In fact, if you're down on Ocean Boulevard on any weekday, you should thank him.
Special Projects Technician Cunningham is busy cleaning up spot after spot of ABC (already been chewed) gum that people have spit out or dropped over the years and that other people have stomped into flattened, blackened discs.
As part of the push to tidy up the Boulevard in preparation for the boardwalk's opening next spring, the Oceanfront Merchants Association bought a Gum Buster - a special machine that steam-cleans and scrubs each individual wad of gum on the sidewalks.
"It's not hard to do, but it is time consuming," Cunningham said. He starts each morning at 7, pulling the machine that's heating water and a biodegradable solvent.
The cleaning wand targets each chunk with a hot burst of steam and cleanser, disintegrating it. As the steam hits the gum, the blackening comes up revealing the gum's original color - and its scent.
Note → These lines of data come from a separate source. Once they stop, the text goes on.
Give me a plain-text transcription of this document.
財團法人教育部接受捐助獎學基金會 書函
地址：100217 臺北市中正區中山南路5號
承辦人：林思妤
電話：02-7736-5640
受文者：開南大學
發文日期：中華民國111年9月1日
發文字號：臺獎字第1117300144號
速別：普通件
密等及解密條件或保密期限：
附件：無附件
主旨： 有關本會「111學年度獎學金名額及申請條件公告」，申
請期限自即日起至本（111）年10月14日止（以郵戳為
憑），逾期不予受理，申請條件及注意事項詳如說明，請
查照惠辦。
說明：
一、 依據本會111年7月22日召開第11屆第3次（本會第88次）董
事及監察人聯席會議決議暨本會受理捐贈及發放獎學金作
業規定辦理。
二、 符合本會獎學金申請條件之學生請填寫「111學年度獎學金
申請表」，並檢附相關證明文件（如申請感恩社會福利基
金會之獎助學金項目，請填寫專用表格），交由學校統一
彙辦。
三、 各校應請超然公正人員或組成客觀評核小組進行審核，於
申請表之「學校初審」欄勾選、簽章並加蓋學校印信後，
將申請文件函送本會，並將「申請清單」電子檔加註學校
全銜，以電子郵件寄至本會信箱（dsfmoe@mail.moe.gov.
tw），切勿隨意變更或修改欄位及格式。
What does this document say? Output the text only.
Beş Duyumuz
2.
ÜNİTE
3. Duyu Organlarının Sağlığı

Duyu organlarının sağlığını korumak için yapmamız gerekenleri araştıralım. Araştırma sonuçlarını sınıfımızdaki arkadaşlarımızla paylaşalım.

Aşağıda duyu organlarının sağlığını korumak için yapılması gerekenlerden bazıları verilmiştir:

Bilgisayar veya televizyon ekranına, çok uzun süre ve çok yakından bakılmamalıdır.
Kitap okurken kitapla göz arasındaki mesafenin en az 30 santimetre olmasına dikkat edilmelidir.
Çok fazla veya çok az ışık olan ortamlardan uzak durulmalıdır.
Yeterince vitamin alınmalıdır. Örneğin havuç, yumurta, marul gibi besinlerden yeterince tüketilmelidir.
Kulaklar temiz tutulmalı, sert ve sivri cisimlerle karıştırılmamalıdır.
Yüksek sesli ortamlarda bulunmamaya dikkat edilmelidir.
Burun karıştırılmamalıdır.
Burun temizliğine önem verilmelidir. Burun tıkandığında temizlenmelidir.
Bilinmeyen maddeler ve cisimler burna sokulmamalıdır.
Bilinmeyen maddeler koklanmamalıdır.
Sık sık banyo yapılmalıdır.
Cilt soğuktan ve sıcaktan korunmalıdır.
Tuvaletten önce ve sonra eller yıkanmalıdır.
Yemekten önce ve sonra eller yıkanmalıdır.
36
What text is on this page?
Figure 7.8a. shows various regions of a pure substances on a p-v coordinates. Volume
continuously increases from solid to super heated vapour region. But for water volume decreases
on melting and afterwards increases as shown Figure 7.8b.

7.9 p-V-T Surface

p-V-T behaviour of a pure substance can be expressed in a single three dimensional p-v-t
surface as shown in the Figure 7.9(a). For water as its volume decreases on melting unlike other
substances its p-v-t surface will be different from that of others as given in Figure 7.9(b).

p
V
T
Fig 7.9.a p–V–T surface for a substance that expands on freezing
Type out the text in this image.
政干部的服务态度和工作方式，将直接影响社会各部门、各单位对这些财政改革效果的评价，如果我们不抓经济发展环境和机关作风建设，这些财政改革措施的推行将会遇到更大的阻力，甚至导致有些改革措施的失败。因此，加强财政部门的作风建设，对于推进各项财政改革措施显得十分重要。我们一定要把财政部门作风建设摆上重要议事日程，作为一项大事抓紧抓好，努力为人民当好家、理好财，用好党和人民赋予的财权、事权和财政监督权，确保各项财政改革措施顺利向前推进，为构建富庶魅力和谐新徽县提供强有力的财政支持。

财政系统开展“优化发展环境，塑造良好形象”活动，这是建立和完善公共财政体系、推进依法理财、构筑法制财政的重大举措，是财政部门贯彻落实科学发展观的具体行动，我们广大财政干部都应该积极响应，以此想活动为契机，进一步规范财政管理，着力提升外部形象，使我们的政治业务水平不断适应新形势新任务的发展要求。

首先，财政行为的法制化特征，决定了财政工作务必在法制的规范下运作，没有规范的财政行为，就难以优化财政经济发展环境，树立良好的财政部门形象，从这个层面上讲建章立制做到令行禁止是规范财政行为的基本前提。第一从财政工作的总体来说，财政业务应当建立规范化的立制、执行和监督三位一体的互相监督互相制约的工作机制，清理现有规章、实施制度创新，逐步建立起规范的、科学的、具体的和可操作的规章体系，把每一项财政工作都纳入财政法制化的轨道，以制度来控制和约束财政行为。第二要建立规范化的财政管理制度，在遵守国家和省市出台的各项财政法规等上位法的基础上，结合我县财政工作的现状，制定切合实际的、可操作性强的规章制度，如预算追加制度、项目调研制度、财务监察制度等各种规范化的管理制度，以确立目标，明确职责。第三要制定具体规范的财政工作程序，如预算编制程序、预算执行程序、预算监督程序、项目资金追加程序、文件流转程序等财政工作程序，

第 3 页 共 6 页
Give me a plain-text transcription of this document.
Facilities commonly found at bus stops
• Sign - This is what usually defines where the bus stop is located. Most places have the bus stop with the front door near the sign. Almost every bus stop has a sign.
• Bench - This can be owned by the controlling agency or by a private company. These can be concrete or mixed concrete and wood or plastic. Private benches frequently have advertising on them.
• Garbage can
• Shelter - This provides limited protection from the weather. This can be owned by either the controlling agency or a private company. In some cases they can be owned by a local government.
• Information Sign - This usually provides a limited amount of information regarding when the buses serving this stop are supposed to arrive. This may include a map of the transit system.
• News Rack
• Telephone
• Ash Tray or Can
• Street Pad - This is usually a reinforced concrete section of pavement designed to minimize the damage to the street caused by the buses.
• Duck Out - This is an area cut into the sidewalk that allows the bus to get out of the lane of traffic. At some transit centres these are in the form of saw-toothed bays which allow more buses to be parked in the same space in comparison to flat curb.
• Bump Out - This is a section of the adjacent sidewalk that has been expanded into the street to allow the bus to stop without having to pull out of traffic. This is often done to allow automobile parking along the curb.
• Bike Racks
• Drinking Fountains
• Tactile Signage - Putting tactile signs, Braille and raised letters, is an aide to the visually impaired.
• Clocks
"You can tell if it was cinnamon, or spearmint, or whatever," Cunningham said. He said he doesn't chew gum himself, and doesn't have a favorite gum smell.
A brass brush at the wand's end scrapes up most of the residue, though Cunningham said there are some oily leftovers the machine doesn't catch, along with the really old, kind of petrified pieces of gum.
"It's almost like plastic," he said.
Koribrett Turner-Vaught, with the Downtown Redevelopment Corp., says she's looking for something that can handle the leftovers, too.
Cunningham started a little more than a month ago, hired by Lanier Parking, the city's parking meter management contractor. Beginning in front of Ripley's Believe it or Not! museum at Ninth Avenue North and Ocean Boulevard, he has cleaned a couple of blocks so far.
He's working his way down to Mr. Joe White Avenue, and then will cross the street to the ocean side and work his way back up to Ninth Avenue North. Then he'll start in another section.
Depending how many black spots there are, Cunningham can clean 50 to 60 linear feet of sidewalk a day, he estimates. But he can only work when the weather's good and he has to rest his hands every so often.
"My hands get tired from holding the wand and gripping it, and from the heat it generates," he said. The good thing is he's never far from a shady spot and a cool drink where he works, and the other people working on Ocean Boulevard are hospitable, he said.
The bad thing is, he's still got more than 37,500 square feet of sidewalk to go.